@brummyfan2, why the sequential read and write of NVMe are less than 50% of the SATA? i'm a newbie.

joeralds
joeralds Member Posts: 3 New User
edited November 2023 in 2020 Archives
   

Best Answers

  • aphanic
    aphanic Member Posts: 959 Seasoned Specialist WiFi Icon
    edited August 2020 Answer ✓
    I don't know if mentions on the title work... maybe you should have called him in the body as well but I'll summon him for you, @brummyfan2.

    Although, regarding the data you show, I am fairly sure the answer has to do with 2 things:
    1. There are only 2 PCIe lanes wired to the M.2 slot in your machine, I don't know which one it is be seeing that secuencial reads and writes on the NVMe drive never get past the 2000MB/s mark it seems plausible. You can think that each lane gets you up to 1000 MB/s.
    2. RAPID is enabled for the SATA drive, there's no other way around it haha. RAPID is a mode in which part of the RAM is used as a cache for the disk, to speed things up. That 860 EVO being a SATA III drive would never get past 6 Gbps, ~768 MB/s without accounting for losses because those are the limits of that interface.
    I think the setting for RAPID was in "Performance Optimization" but I don't quite recall.
  • aphanic
    aphanic Member Posts: 959 Seasoned Specialist WiFi Icon
    Answer ✓
    joeralds said:
    @aphanic, thank you so much! so it's better to use the 860 EVO as system drive with RAPID mode on than NVMe? because NVMe does not support RAPID mode.
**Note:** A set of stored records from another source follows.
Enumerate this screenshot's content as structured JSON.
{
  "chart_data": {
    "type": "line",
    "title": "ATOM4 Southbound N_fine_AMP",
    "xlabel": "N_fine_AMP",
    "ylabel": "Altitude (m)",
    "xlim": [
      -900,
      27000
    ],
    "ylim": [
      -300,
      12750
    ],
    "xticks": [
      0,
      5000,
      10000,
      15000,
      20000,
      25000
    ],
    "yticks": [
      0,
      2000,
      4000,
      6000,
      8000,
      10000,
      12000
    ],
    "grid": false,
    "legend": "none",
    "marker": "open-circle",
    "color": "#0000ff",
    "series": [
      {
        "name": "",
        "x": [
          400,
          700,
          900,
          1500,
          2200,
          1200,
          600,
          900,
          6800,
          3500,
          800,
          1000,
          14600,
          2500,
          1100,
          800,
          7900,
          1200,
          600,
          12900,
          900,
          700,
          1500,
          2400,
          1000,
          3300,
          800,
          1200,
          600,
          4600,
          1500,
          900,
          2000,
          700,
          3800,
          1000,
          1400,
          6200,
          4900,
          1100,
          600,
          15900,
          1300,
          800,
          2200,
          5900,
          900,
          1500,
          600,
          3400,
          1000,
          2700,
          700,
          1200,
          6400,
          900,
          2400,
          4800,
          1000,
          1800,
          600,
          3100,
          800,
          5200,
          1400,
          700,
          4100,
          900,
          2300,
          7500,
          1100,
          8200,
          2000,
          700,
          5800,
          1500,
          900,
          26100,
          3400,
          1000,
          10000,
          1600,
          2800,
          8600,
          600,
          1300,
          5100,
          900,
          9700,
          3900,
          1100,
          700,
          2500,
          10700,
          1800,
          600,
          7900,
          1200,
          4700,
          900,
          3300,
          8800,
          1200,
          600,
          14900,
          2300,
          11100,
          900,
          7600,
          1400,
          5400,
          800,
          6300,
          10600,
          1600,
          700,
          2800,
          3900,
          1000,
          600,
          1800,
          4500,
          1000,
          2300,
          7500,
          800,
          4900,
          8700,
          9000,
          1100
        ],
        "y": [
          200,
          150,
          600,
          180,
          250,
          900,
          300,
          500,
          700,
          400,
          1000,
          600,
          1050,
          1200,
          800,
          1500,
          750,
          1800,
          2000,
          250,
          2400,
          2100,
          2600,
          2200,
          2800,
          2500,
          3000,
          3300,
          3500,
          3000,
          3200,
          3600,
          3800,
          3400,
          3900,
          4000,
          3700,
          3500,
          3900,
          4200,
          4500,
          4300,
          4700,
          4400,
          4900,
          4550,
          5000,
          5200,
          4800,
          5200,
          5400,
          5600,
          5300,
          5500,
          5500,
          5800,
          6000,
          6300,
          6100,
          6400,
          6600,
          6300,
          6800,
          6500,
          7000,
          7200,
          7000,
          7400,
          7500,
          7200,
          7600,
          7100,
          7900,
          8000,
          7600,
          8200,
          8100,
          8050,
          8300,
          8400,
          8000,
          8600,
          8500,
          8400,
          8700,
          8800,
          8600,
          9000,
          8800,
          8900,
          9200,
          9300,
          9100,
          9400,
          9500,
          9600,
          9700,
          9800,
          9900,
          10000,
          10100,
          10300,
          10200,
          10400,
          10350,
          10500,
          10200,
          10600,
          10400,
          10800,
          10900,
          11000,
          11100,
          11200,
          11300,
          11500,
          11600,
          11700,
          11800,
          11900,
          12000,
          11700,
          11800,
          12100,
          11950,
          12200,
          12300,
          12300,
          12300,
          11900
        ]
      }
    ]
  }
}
    Maybe... I have never seen myself in that situation haha, either I had machines that had no option for M.2 drives, or I had machines with M.2 drives and didn't need RAPID or wasn't supported because the drive I had installed wasn't Samsung branded.

    I think I'll use the M.2 drive for the OS anyway though, those speeds are pretty good and the others depend on the size of the cache in RAM of which we know nothing or very little about. Maybe the test they're doing in that screen is just using so little data that it fits the cache and you see the SATA drive being faster, but think that when the cache is full or it needs to be flushed to disk those speeds will go down while the speeds you see in the M.2 drive are stable, they'd always be the same.

Answers

  • aphanic
    aphanic Member Posts: 959 Seasoned Specialist WiFi Icon
    edited August 2020 Answer ✓
    I don't know if mentions on the title work... maybe you should have called him in the body as well but I'll summon him for you, @brummyfan2.

    Although, regarding the data you show, I am fairly sure the answer has to do with 2 things:
    1. There are only 2 PCIe lanes wired to the M.2 slot in your machine, I don't know which one it is be seeing that secuencial reads and writes on the NVMe drive never get past the 2000MB/s mark it seems plausible. You can think that each lane gets you up to 1000 MB/s.
    2. RAPID is enabled for the SATA drive, there's no other way around it haha. RAPID is a mode in which part of the RAM is used as a cache for the disk, to speed things up. That 860 EVO being a SATA III drive would never get past 6 Gbps, ~768 MB/s without accounting for losses because those are the limits of that interface.
    I think the setting for RAPID was in "Performance Optimization" but I don't quite recall.
  • joeralds
    joeralds Member Posts: 3 New User
    @aphanic, thank you so much! so it's better to use the 860 EVO as system drive with RAPID mode on than NVMe? because NVMe does not support RAPID mode.
  • aphanic
    aphanic Member Posts: 959 Seasoned Specialist WiFi Icon
    Answer ✓
    joeralds said:
    @aphanic, thank you so much! so it's better to use the 860 EVO as system drive with RAPID mode on than NVMe? because NVMe does not support RAPID mode.

    Maybe... I have never seen myself in that situation haha, either I had machines that had no option for M.2 drives, or I had machines with M.2 drives and didn't need RAPID or wasn't supported because the drive I had installed wasn't Samsung branded.

    I think I'll use the M.2 drive for the OS anyway though, those speeds are pretty good and the others depend on the size of the cache in RAM of which we know nothing or very little about. Maybe the test they're doing in that screen is just using so little data that it fits the cache and you see the SATA drive being faster, but think that when the cache is full or it needs to be flushed to disk those speeds will go down while the speeds you see in the M.2 drive are stable, they'd always be the same.
  • joeralds
    joeralds Member Posts: 3 New User
    @aphanic, thank you so much. so i will stick to M.2 as OS drive.